GEO no va de algoritmos sino de credibilidad

marzo 23, 2026

Cada vez es más habitual que alguien pregunte directamente a una IA qué hace una empresa o en qué es relevante. Y la respuesta ya no es una lista de enlaces, sino un texto que resume, ordena y da sentido a lo que encuentra. Esto altera la lógica con la que veníamos trabajando en comunicación.

Hasta ahora, gran parte del esfuerzo se orientaba a aparecer en medios, posicionar bien en buscadores, generar contenido en distintos canales. Hoy, es cada vez más importante cómo se interpreta todo eso cuando alguien (o algo) tiene que explicarlo. Y ahí es donde entra en juego GEO (Optimización para Motores Generativos, si lo traducimos del inglés).

Pero más que una nueva disciplina, lo que plantea el GEO es algo bastante reconocible para cualquiera que trabaje en comunicación corporativa. No se trata tanto de optimizar contenidos para un nuevo tipo de buscador, sino de algo más básico: si lo que una empresa cuenta sobre sí misma es entendible, consistente y creíble cuando se mira en conjunto. Porque una IA no funciona como un buscador tradicional: no se limita a listar resultados, sino que selecciona, cruza información de distintas fuentes y construye una respuesta. Y en ese proceso, lo que prevalece no es necesariamente lo más trabajado a nivel técnico, sino lo que resulta más claro y más coherente. 

La consecuencia es que ahora, cuando alguien pregunta qué hace una empresa, la respuesta que se genera no depende de una pieza concreta (una noticia, una entrevista, una página web o un post), sino de la suma de todo lo que hay publicado sobre ella. Si ese conjunto es consistente, la interpretación será clara, pero si no lo es, la respuesta se vuelve difusa. Y ahí es donde muchas estrategias de comunicación empiezan a mostrar sus límites.

Durante años se ha trabajado a partir de piezas o contenidos en distintos formatos, presencia en varios canales… Todo eso sigue siendo necesario, pero cuando lo que está en juego es cómo se interpreta una empresa en su conjunto, la coherencia gana peso frente al volumen.

También ha cambiado el papel de las fuentes. El desarrollo de canales propios ha permitido a muchas empresas construir su propio espacio de comunicación, pero cuando una IA tiene que decidir qué información utilizar, no todas las fuentes pesan igual. Lo que aparece en medios -es decir, donde hay una validación externa- como en una entrevista, una tribuna de opinión o un reportaje, tiene un valor diferencial y superior. No solo por el alcance, sino porque contribuye a construir una imagen más sólida y más creíble.

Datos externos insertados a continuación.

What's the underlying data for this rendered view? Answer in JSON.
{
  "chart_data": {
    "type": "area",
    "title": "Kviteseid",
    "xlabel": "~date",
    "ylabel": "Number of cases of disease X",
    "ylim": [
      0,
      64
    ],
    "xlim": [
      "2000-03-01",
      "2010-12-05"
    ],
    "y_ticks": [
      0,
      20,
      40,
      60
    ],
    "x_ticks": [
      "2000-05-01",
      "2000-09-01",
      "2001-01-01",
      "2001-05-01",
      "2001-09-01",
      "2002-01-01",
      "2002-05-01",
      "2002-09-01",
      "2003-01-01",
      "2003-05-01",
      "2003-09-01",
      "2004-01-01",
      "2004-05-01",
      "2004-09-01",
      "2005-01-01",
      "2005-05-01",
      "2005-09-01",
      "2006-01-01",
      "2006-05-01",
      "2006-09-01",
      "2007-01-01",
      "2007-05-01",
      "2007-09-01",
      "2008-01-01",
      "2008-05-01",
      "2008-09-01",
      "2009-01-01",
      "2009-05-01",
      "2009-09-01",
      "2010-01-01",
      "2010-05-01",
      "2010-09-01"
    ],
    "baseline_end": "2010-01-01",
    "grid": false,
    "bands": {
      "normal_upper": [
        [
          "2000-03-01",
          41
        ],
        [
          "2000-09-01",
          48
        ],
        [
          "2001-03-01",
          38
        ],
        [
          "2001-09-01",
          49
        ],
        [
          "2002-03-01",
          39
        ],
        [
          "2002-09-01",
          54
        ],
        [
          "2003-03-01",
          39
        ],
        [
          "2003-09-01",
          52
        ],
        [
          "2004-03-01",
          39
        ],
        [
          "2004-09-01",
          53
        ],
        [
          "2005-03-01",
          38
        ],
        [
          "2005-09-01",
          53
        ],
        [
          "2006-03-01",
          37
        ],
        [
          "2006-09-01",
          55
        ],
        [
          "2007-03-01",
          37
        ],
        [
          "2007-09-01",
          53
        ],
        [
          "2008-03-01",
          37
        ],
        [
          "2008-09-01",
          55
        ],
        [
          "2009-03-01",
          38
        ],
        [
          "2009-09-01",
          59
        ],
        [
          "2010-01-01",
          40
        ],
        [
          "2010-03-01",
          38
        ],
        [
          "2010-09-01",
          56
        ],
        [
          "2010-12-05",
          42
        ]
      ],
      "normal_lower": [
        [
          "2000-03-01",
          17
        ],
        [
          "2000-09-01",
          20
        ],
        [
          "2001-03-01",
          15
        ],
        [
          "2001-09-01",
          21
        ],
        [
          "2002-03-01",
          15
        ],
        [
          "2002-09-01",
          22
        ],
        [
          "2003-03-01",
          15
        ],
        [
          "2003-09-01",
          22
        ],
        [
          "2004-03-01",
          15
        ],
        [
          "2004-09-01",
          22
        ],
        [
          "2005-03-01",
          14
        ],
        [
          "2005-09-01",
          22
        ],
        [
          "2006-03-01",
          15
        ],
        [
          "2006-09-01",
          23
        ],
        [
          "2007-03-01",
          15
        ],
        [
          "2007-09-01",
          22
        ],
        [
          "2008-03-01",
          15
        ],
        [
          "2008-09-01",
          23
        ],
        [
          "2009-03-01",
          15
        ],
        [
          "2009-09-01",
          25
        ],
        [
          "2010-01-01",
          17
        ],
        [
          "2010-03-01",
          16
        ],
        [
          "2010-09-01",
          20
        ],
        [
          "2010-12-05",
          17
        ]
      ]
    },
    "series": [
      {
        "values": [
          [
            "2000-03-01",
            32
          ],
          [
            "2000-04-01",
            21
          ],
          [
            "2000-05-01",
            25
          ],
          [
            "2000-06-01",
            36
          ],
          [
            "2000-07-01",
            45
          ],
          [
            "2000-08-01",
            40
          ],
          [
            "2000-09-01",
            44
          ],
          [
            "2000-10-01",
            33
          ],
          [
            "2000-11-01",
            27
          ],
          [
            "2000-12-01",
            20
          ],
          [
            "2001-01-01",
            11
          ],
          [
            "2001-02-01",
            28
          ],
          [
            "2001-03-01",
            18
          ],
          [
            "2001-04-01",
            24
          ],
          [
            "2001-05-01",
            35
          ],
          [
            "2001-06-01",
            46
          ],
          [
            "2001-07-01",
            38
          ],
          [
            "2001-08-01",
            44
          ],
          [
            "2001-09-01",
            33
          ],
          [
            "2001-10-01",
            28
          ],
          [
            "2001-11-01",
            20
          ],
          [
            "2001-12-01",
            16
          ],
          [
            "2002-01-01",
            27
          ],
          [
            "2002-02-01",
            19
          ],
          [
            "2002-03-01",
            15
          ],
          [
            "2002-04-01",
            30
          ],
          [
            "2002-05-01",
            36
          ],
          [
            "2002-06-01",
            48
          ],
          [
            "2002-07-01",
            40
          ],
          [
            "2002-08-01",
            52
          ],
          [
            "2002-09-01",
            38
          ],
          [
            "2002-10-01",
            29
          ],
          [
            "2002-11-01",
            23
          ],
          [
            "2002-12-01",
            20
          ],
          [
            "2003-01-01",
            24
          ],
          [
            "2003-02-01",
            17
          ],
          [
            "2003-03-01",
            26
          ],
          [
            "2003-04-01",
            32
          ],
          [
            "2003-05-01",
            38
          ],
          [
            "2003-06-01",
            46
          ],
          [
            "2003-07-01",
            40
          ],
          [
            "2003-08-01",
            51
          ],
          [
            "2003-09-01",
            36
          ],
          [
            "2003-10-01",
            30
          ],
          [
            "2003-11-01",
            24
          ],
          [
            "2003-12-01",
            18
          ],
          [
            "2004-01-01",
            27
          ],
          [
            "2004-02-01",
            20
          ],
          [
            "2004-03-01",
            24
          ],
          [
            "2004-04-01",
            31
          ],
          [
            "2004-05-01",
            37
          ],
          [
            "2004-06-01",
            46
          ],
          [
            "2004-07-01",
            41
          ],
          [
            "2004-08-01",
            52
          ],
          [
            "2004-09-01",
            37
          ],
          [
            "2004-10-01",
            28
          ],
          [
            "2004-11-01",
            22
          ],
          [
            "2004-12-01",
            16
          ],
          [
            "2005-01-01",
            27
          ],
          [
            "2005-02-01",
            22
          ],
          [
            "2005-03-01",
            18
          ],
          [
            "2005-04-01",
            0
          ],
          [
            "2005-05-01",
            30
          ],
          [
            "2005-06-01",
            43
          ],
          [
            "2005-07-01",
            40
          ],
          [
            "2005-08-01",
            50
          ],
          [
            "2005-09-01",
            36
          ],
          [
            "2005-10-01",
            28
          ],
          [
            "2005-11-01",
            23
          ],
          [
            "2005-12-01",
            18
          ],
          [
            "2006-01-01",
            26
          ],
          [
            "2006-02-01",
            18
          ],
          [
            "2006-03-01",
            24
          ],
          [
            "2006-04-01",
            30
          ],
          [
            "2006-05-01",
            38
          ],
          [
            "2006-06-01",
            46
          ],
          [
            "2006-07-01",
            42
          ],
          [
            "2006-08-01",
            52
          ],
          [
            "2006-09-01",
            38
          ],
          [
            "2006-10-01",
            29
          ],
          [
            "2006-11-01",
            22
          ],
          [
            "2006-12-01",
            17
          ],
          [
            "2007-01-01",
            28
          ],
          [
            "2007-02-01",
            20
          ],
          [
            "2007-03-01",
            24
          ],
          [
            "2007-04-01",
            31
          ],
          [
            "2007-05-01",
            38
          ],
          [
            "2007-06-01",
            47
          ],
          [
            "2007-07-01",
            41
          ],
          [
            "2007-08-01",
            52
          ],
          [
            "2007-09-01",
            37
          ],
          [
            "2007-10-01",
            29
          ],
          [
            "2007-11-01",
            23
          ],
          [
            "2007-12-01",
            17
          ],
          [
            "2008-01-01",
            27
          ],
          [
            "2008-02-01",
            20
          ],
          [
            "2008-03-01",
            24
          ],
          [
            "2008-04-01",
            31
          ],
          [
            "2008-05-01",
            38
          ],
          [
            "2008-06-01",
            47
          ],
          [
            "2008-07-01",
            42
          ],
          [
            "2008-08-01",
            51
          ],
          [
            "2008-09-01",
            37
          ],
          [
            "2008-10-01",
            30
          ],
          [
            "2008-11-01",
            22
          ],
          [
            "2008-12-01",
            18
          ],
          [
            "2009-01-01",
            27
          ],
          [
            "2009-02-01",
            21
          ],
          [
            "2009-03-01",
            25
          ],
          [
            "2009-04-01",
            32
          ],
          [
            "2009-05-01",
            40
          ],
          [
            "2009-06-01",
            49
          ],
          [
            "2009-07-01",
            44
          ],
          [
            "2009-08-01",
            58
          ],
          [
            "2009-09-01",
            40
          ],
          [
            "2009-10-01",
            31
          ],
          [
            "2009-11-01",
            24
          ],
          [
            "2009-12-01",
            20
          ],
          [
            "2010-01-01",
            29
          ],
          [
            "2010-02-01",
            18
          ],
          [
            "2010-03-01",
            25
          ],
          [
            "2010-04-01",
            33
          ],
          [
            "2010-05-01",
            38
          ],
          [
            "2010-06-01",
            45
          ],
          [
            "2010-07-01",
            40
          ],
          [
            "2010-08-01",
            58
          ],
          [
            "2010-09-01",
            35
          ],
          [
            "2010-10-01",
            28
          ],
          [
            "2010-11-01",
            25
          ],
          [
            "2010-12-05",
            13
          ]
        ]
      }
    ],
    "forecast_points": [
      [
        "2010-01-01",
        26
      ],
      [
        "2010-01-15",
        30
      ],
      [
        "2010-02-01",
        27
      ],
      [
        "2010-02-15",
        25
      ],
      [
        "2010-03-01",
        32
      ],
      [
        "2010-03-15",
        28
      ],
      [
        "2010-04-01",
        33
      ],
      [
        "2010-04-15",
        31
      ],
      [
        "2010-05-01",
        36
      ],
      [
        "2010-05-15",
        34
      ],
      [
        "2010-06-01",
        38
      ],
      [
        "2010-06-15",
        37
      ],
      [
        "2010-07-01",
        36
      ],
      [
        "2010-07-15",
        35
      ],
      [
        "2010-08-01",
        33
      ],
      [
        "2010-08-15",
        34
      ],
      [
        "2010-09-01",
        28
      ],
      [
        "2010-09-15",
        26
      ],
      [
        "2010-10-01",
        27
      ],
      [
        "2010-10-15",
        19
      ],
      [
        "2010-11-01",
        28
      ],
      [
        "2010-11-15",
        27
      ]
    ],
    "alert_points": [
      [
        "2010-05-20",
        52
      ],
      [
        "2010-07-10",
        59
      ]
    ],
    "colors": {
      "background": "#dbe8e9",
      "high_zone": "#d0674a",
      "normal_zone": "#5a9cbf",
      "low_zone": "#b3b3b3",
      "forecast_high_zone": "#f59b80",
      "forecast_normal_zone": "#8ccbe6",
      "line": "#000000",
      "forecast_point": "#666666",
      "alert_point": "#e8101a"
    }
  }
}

La coherencia por encima de la tecnología

En paralelo, hay un aspecto que pasa más desapercibido, pero que resulta decisivo: esa la claridad de la que hablábamos arriba. En comunicación corporativa es habitual trabajar con mensajes amplios, llenos de matices o formulados de manera muy abierta. Eso puede funcionar en determinados contextos, pero cuando esa información tiene que ser interpretada y sintetizada, la ambigüedad juega en contra. Si no está claro qué hace una empresa o en qué espacio compite, es difícil que un tercero -ya sea un periodista o una IA- lo explique con precisión. Por eso, uno de los riesgos de cómo se está abordando este tema es plantearlo como una cuestión técnica. 

Empiezan a aparecer recomendaciones para “adaptar contenidos a la IA”, como si fuera una evolución directa del SEO. Pero el problema de fondo no está en el formato ni en pequeños ajustes, sino que tiene más que ver con algo que en comunicación se repite con frecuencia, pero no siempre se trabaja con la suficiente profundidad: el relato. Es tener claro qué se quiere decir, cómo se articula y en qué espacios se sostiene. Y, sobre todo, hacerlo de forma consistente en el tiempo.

Las empresas que ya han trabajado ese enfoque no parten de cero en este nuevo escenario. Las que no, difícilmente lo resolverán añadiendo una capa más de optimización. Porque, en el fondo, lo que está cambiando no es solo la tecnología, sino la forma en la que se construye y se interpreta la información.

Y en todo este contexto, la comunicación corporativa vuelve a una idea bastante conocida: no se trata solo de estar, sino de que se entienda bien quién eres cuando alguien tiene que explicarlo por ti.